As HSBC starts to train 12,000 staff to understand more about dementia, we take a look at how financial services are waking up to the needs of customers dealing with dementia.
Managing money can quickly become very difficult for anyone living with dementia. Remembering pin numbers and passwords is hard enough, but as more and more counter staff are replaced by self service machines it’s easy to see why so many people with dementia begin to find banking just another thing they have to worry about.

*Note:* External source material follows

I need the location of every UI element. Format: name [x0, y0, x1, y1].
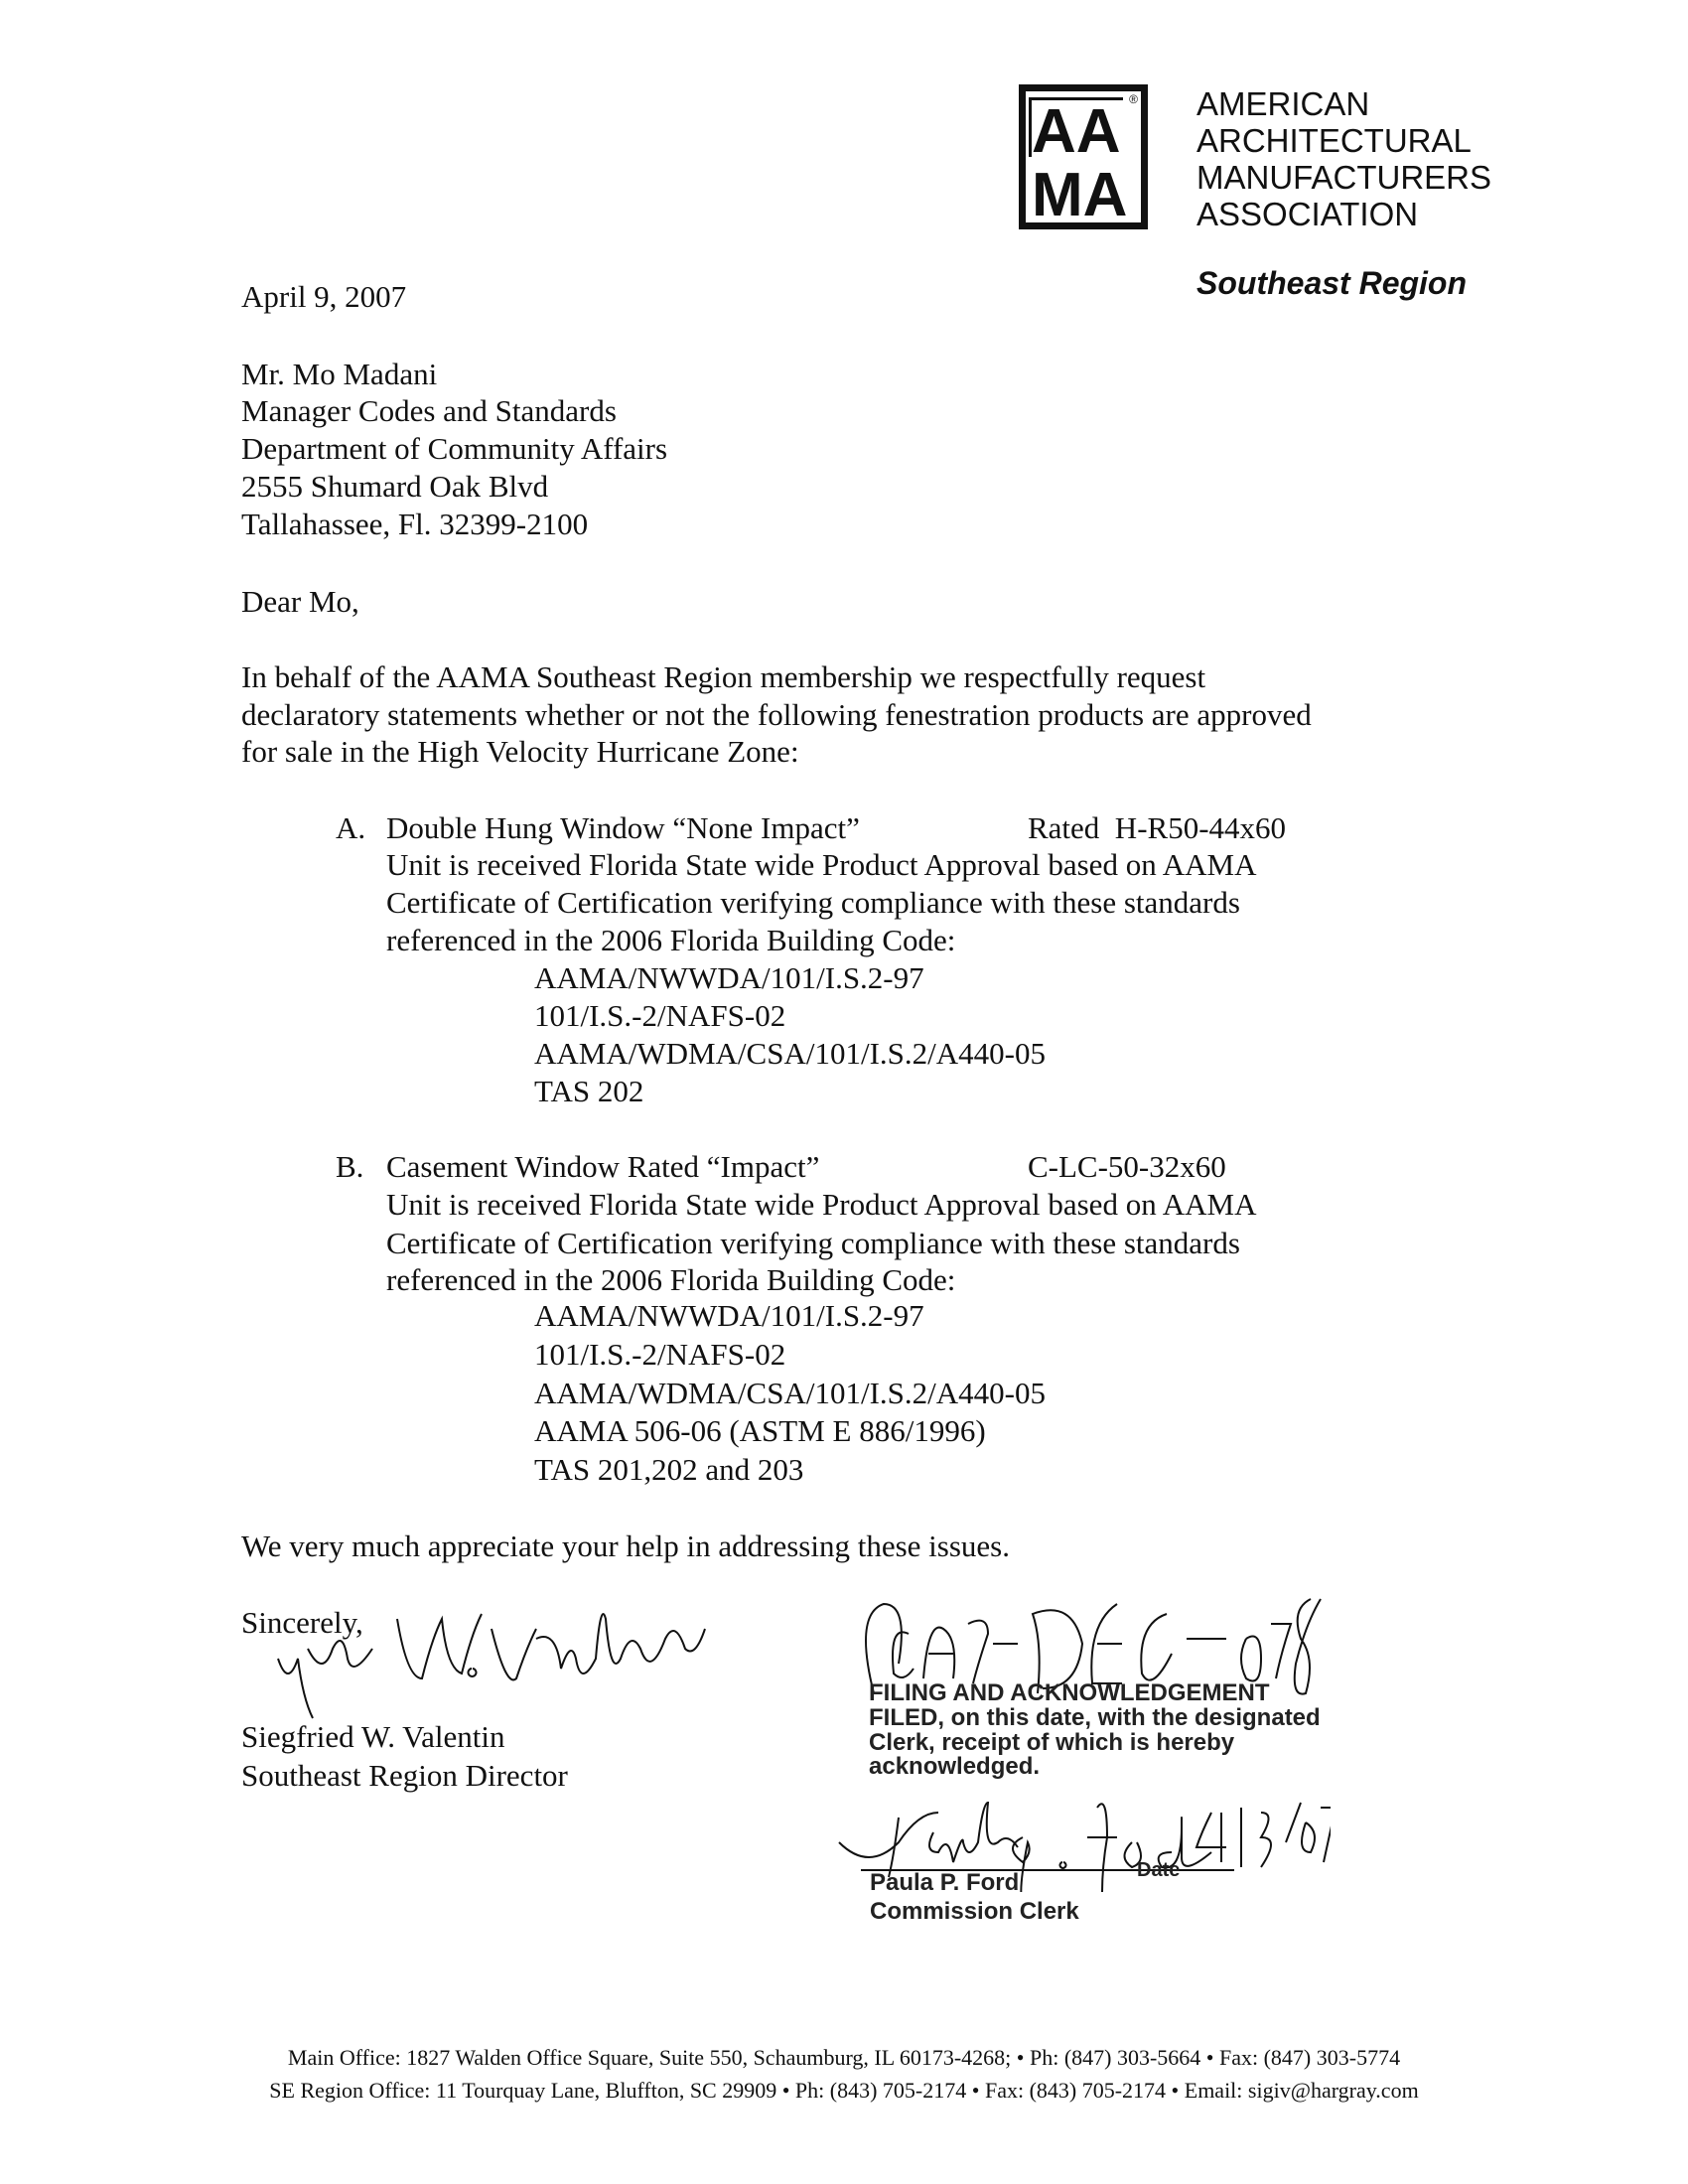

Back in October 2013, Lloyds Banking Group and The Alzheimer’s Society launched The Dementia-Friendly Financial Services Charter, its aim was to ensure that customers with dementia, and their carers, are given appropriate help and treated with respect and dignity. The charter was supported by major banks, building societies and insurance groups who agreed to help improve everyday life for people with dementia.

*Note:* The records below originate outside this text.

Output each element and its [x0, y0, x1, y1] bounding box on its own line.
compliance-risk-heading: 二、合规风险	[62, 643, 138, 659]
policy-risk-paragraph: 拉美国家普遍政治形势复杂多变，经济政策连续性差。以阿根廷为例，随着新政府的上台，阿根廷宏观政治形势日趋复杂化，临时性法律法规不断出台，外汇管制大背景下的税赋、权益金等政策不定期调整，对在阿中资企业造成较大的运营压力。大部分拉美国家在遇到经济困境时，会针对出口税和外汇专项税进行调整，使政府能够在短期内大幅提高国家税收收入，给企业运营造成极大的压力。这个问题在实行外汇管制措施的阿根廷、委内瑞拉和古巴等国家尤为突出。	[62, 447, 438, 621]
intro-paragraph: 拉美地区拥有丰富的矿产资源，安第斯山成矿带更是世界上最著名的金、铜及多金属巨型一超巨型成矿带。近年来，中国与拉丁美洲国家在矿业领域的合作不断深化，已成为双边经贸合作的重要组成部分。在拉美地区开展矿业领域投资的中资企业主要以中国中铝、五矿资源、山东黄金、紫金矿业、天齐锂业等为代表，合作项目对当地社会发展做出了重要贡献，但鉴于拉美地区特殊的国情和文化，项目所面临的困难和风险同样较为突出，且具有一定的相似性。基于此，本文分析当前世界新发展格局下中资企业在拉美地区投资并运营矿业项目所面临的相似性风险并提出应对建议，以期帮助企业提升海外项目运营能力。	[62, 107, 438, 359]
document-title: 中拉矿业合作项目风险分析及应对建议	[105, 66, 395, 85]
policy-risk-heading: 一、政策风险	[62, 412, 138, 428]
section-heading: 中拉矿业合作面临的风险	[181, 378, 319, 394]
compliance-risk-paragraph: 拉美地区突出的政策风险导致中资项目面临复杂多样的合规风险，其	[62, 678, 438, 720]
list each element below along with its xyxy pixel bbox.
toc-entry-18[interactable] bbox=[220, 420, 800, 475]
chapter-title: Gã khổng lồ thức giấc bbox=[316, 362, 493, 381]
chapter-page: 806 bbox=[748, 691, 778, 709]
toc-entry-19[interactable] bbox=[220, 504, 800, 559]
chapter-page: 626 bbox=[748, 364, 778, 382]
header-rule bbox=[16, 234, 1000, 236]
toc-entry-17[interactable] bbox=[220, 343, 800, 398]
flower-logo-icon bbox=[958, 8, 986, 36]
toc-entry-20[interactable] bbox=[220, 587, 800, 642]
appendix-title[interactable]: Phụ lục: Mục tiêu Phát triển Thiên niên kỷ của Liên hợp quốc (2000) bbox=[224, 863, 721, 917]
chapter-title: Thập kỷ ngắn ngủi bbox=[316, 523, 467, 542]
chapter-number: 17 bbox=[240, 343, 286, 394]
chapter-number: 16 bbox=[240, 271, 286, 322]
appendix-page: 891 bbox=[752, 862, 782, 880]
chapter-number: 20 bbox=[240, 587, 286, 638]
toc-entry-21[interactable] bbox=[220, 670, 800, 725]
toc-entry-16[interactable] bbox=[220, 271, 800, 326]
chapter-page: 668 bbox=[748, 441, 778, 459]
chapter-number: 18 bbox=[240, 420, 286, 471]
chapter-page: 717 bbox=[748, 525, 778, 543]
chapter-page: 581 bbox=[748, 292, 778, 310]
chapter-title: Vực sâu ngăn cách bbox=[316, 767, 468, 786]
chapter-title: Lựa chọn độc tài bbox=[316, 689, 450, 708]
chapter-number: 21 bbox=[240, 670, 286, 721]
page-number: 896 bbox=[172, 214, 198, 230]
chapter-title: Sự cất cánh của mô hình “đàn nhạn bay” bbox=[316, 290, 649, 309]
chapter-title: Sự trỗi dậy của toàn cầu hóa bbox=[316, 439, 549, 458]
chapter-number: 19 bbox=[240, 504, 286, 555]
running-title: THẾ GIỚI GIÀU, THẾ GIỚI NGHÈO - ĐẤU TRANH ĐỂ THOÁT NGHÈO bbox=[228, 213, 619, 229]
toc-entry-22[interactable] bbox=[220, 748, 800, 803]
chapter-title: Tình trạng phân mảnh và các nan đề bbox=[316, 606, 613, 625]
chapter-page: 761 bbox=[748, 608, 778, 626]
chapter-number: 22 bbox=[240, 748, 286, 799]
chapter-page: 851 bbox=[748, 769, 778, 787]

Lloyds led the way, making its services more accessible and training employees in how to adapt services for people living with dementia. RBS quickly followed suit, becoming the first official dementia-friendly bank in Scotland.

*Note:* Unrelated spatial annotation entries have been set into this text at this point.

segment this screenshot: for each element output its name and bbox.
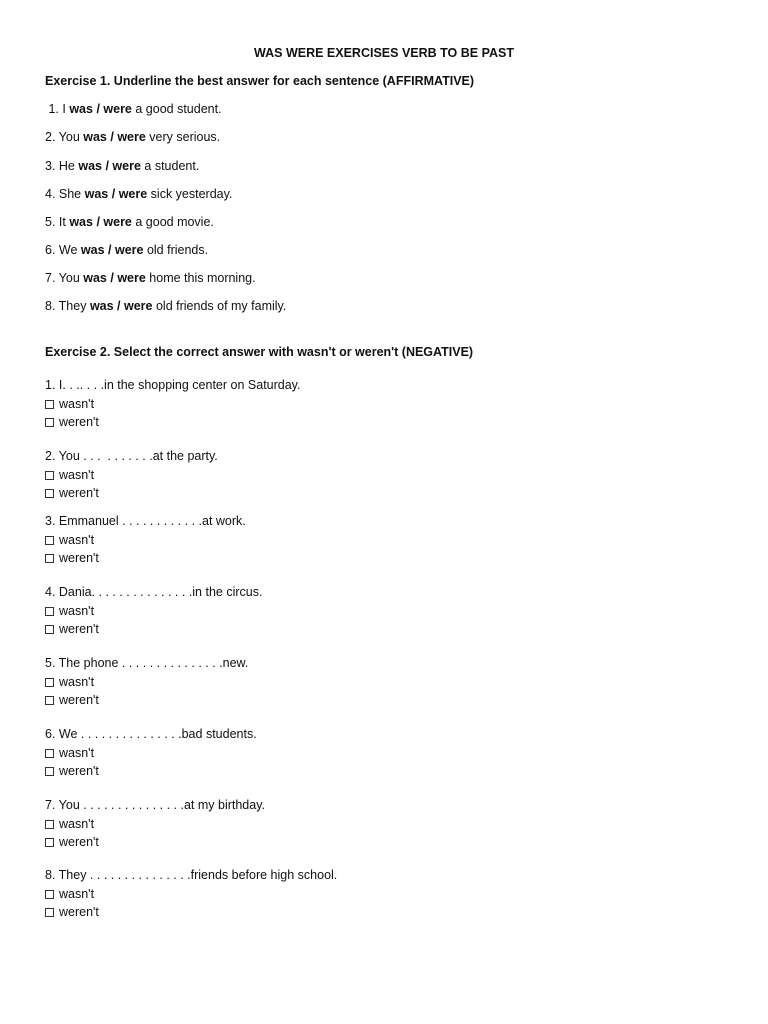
worksheet-title: WAS WERE EXERCISES VERB TO BE PAST [254,46,514,60]
exercise1-item [45,159,199,173]
sentence-text: / [106,130,118,144]
sentence-text: a good movie. [131,215,214,229]
option-werent[interactable] [45,835,99,849]
option-label: wasn't [59,675,95,689]
answer-choice[interactable]: were [124,299,153,313]
exercise2-question: 8. They . . . . . . . . . . . . . . .friends before high school. [45,868,338,882]
option-label: weren't [59,905,99,919]
sentence-text: 6. We [45,243,81,257]
exercise1-item [45,102,222,116]
option-label: wasn't [59,746,95,760]
exercise1-item [45,187,232,201]
answer-choice[interactable]: was [84,187,109,201]
option-werent[interactable] [45,551,99,565]
exercise1-item [45,130,220,144]
sentence-text: / [108,187,119,201]
sentence-text: 2. You [45,130,84,144]
sentence-text: old friends of my family. [152,299,287,313]
answer-choice[interactable]: were [117,130,146,144]
option-label: wasn't [59,887,95,901]
option-label: weren't [59,835,99,849]
answer-choice[interactable]: was [89,299,114,313]
option-wasnt[interactable] [45,604,94,618]
checkbox-icon[interactable] [45,696,54,705]
option-werent[interactable] [45,622,99,636]
sentence-text: a student. [140,159,200,173]
exercise2-question: 1. I. . .. . . .in the shopping center on Saturday. [45,378,301,392]
sentence-text: 3. He [45,159,79,173]
option-label: weren't [59,415,99,429]
answer-choice[interactable]: were [103,215,132,229]
answer-choice[interactable]: was [69,215,93,229]
answer-choice[interactable]: was [80,243,105,257]
option-label: weren't [59,693,99,707]
sentence-text: very serious. [145,130,221,144]
option-wasnt[interactable] [45,533,94,547]
sentence-text: 5. It [45,215,70,229]
checkbox-icon[interactable] [45,625,54,634]
exercise2-question: 7. You . . . . . . . . . . . . . . .at my birthday. [45,798,266,812]
sentence-text: / [113,299,124,313]
checkbox-icon[interactable] [45,607,54,616]
answer-choice[interactable]: was [78,159,102,173]
option-label: wasn't [59,604,95,618]
option-label: wasn't [59,397,95,411]
answer-choice[interactable]: were [103,102,132,116]
option-label: wasn't [59,468,95,482]
checkbox-icon[interactable] [45,536,54,545]
checkbox-icon[interactable] [45,400,54,409]
option-wasnt[interactable] [45,468,94,482]
exercise2-question: 6. We . . . . . . . . . . . . . . .bad students. [45,727,257,741]
sentence-text: / [102,159,113,173]
sentence-text: / [92,102,104,116]
answer-choice[interactable]: were [118,187,148,201]
checkbox-icon[interactable] [45,820,54,829]
answer-choice[interactable]: were [112,159,141,173]
sentence-text: 7. You [45,271,84,285]
checkbox-icon[interactable] [45,908,54,917]
exercise1-item [45,215,214,229]
answer-choice[interactable]: was [83,271,107,285]
checkbox-icon[interactable] [45,471,54,480]
answer-choice[interactable]: was [83,130,107,144]
option-label: wasn't [59,817,95,831]
option-wasnt[interactable] [45,887,94,901]
exercise2-question: 2. You . . . . . . . . . .at the party. [45,449,218,463]
sentence-text: 8. They [45,299,90,313]
exercise2-question: 4. Dania. . . . . . . . . . . . . . .in the circus. [45,585,263,599]
option-label: weren't [59,486,99,500]
sentence-text: / [104,243,115,257]
sentence-text: / [106,271,118,285]
option-wasnt[interactable] [45,746,94,760]
checkbox-icon[interactable] [45,838,54,847]
checkbox-icon[interactable] [45,767,54,776]
sentence-text: a good student. [131,102,222,116]
checkbox-icon[interactable] [45,489,54,498]
sentence-text: 1. I [45,102,70,116]
option-werent[interactable] [45,486,99,500]
sentence-text: sick yesterday. [147,187,233,201]
sentence-text: home this morning. [145,271,256,285]
answer-choice[interactable]: were [114,243,144,257]
exercise1-heading: Exercise 1. Underline the best answer for each sentence (AFFIRMATIVE) [45,74,475,88]
option-label: weren't [59,551,99,565]
option-werent[interactable] [45,693,99,707]
sentence-text: / [92,215,104,229]
option-label: weren't [59,622,99,636]
exercise1-item [45,271,256,285]
checkbox-icon[interactable] [45,554,54,563]
exercise2-heading: Exercise 2. Select the correct answer with wasn't or weren't (NEGATIVE) [45,345,474,359]
sentence-text: old friends. [143,243,209,257]
answer-choice[interactable]: was [69,102,93,116]
option-label: wasn't [59,533,95,547]
answer-choice[interactable]: were [117,271,146,285]
exercise2-question: 3. Emmanuel . . . . . . . . . . . .at work. [45,514,246,528]
checkbox-icon[interactable] [45,418,54,427]
exercise1-item [45,299,286,313]
option-wasnt[interactable] [45,397,94,411]
option-werent[interactable] [45,905,99,919]
checkbox-icon[interactable] [45,890,54,899]
exercise2-question: 5. The phone . . . . . . . . . . . . . . .new. [45,656,249,670]
sentence-text: 4. She [45,187,85,201]
checkbox-icon[interactable] [45,678,54,687]
exercise1-item [45,243,208,257]
option-werent[interactable] [45,764,99,778]
option-wasnt[interactable] [45,817,94,831]
option-wasnt[interactable] [45,675,94,689]
option-label: weren't [59,764,99,778]
option-werent[interactable] [45,415,99,429]
checkbox-icon[interactable] [45,749,54,758]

And now HSBC – which has 17 million customers in the UK – has announced its own plans to become a dementia-friendly bank, rolling out a number of initiatives to support people with dementia. As well as staff training (Dementia Friends information sessions in which staff will learn more about dementia and the small ways they can help) the bank will also be launching an advice guide to help customers and carers handle their finances. The guide is currently being piloted in 10 HSBC branches with plans to roll it out nationwide.
Jeremy Hughes, chief executive of the Alzheimer’s Society has welcomed this news, saying: ‘Visiting a bank branch can be an overwhelming task for a person with dementia. What many take for granted as easy, everyday banking tasks like, remembering a PIN or other personal information, can suddenly become an unexpected challenge.’